BAB 2

3 1 0
                                    

Tiga hari berlalu dengan cepat, beruntungnya kedua pertemuan yang diadakan kemarin berlangsung tanpa hambatan. Sehari penuh aku menghabiskan waktu untuk menghafal dan mempelajari berbagai rancangan yang terhampar di atas meja kerjaku. Sungguh, belum pernah aku merasakan kepanikan besar seperti itu sebelumnya.

"Yang Mulia Putra Mahkota telah tiba" Lior mengumumkan kedatanganku.

"Saya memberi salam kepada Mentari Muda Kekaisaran," ucap Matthew Zemlya, ksatria pribadi pangeran kedua, dengan membungkuk hormat kepadaku.

"Kakak~!" Beda dengan Atlas yang langsung menyapaku dengan wajah sumringahnya.

"Tinggalkan kami berdua," perintahku.

Ketiga ksatria itu meninggalkan kami dengan patuh. Baru saja aku mendudukkan diri, Atlas langsung memulai pembicaraan.

"Apa kabar, Kak? Aneh nih, biasanya nggak pernah ada undangan kayak gini dari kakak pertama, kalau ada juga biasanya soal tugas doang. Tapi sepertinya kali ini beda ya, pasti ada cerita menarik di baliknya."

Astaga, ternyata dia benar-benar jauh lebih cerewet dari yang kubayangkan. Aku berdehem untuk memintanya memberiku kesempatan berbicara.

"Maaf, aku memang sedang sibuk. Saat kau mengajak ke kota pusat, aku sudah menyuruhmu dan Alder untuk kembali. Jadi hari ini, aku menawarkan untuk pergi bersama."

Tiga hari ini sepertinya aku seakan mendapat serangan ingatan dari pemilik tubuh, Putra Mahkota Kekaisaran, Zivane, memanggil saudara-saudaranya dengan nama yang diberikan oleh dewa. Bicara soal dewa, dewa yang mereka sebut adalah Dewa Aether, pemberi berkat dan kekuatan.

Kembali ke percakapan, aku menyadari tidak ada tanggapan dari Atlas. Segera, aku melihatnya menatapku dengan terheran.

"Ada apa?"

"Kau serius mengatakan itu kak? Kau mengajak pergi? Setelah selalu menolak ajakanku? Dan apa itu tadi? Kau banyak bicara!"

Aku memandangnya dengan datar, "Kau yang lebih banyak bicara"

"Oh, astaga. Kau bahkan meresponsku. Biasanya, aku bahkan tidak menganggap kami ada."

Kesabaranku yang sebenarnya hanya setipis tisu, harus mempertebalnya.

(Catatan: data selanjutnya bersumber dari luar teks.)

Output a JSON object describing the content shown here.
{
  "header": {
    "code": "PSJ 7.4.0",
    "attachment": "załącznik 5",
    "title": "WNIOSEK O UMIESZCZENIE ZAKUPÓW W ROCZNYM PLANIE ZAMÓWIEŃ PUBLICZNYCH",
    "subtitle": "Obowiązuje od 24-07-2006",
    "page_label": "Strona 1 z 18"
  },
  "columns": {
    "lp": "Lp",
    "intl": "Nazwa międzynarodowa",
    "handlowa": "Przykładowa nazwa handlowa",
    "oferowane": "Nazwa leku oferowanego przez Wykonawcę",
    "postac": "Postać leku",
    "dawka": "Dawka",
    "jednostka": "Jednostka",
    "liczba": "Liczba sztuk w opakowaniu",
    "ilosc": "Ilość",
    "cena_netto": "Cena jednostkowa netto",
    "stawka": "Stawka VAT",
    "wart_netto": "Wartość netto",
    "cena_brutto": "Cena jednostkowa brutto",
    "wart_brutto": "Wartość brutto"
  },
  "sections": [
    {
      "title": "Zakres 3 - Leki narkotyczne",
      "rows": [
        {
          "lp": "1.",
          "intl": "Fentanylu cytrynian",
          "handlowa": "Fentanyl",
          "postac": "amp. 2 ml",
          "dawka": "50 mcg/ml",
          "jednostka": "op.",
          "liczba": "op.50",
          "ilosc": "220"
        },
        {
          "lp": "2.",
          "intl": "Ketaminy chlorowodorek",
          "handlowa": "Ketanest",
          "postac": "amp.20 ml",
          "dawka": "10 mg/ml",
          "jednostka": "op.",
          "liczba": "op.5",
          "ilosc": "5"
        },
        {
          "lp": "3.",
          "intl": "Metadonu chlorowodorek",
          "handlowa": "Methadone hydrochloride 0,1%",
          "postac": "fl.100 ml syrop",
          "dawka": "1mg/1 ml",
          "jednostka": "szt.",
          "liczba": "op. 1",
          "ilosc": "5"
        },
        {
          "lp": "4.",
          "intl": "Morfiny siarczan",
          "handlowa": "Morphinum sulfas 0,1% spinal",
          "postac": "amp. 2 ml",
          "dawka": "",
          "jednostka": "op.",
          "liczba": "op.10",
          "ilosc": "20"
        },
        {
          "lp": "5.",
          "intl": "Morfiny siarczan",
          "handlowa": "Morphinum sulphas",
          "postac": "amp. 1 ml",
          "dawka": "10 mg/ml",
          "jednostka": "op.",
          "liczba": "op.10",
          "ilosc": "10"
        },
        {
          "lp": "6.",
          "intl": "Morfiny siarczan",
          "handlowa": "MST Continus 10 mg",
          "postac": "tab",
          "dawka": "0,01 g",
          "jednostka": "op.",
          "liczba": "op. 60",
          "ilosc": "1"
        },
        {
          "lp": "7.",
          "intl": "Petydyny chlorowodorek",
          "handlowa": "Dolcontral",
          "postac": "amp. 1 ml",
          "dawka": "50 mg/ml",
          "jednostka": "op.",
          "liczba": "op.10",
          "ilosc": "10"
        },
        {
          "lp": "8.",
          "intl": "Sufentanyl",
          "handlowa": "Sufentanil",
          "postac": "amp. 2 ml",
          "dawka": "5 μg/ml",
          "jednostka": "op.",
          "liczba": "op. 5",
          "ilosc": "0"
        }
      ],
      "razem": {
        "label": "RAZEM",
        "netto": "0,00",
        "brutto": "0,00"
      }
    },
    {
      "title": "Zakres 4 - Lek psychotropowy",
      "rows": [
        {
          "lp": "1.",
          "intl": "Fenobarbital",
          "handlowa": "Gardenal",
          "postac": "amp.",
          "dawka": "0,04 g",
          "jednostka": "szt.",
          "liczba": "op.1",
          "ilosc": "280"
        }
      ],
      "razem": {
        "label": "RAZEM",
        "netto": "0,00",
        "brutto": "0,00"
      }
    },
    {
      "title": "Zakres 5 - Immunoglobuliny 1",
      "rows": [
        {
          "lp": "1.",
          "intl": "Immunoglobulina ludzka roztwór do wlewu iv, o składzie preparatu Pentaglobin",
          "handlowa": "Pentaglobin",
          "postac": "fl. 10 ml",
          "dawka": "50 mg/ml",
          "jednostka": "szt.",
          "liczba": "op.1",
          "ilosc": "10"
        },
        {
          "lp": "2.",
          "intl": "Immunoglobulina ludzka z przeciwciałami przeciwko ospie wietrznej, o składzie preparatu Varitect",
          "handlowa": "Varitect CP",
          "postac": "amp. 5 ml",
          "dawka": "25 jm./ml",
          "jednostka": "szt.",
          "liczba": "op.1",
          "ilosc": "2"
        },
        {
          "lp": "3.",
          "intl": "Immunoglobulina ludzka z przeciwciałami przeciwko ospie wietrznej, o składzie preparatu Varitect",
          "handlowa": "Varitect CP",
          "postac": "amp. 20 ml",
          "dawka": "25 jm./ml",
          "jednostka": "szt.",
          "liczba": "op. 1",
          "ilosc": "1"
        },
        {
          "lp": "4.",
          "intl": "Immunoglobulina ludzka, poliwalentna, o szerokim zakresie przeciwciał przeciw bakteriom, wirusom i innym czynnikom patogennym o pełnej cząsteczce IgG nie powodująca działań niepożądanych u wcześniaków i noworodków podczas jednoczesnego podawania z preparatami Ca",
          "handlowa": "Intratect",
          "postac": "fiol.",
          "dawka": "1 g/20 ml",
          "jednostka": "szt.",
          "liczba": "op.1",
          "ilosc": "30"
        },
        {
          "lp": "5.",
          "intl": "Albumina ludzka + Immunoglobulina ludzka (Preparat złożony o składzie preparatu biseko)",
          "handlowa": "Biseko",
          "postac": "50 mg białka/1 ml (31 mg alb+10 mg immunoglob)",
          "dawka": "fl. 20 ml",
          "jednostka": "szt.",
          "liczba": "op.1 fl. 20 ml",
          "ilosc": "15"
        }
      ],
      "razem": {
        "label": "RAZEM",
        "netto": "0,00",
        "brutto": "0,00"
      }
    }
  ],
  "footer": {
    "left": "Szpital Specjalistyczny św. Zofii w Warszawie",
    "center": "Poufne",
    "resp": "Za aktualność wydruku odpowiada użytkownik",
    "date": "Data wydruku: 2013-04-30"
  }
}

Ini demi bertahan hidup.

"Jadi? Mau?"

"Oh, ya, tentu saja. Aku akan panggil yang lain"

"Yang lain?"

Aku mengernyit heran, ditambah dengan senyum usil yang terlihat dari wajah Atlas.

"Hei! keluar kalian! Kakak pertama ngajak kita jalan!"

Semak-semak di sekitar gazebo bergoyang, dan keluarlah lima lelaki lain dari sana. Aku terkejut, tetapi tetap mempertahankan ekspresi datar, ekspresi yang biasa dilakukan oleh Putra Mahkota. Tidak sulit bagiku menirukan sifatnya yang tidak jauh berbeda dengan sifatku sendiri.

"Kakak pertama" Aku menoleh pada si pemanggil, pangeran keenam, Alder. "Kakak seriusan mengajak kami?"

Sejujurnya aku berencana hanya mengajak Atlas untuk memulai mendekati para pangeran satu persatu, tapi kalau sudah begini apa boleh buat. Aku mengangguk mengiyakan pertanyaan Alder. Pangeran yang berbeda dua tahun dengan Zivane itu terkenal dengan tingkahnya yang sangat kekanakan tampak memberikan senyuman sumringahnya di wajah polosnya.

"Baiklah, kita menyamar dulu"

Kini mereka terlihat heran memandangku.

"Ada apa?" Pertanyaanku tampaknya makin membuat mereka keheranan.

Pangeran keempat, Aden, angkat bicara, "Kenapa kita menyamar?"

Hah? Yang benar saja? Apa-apaan pertanyaan itu?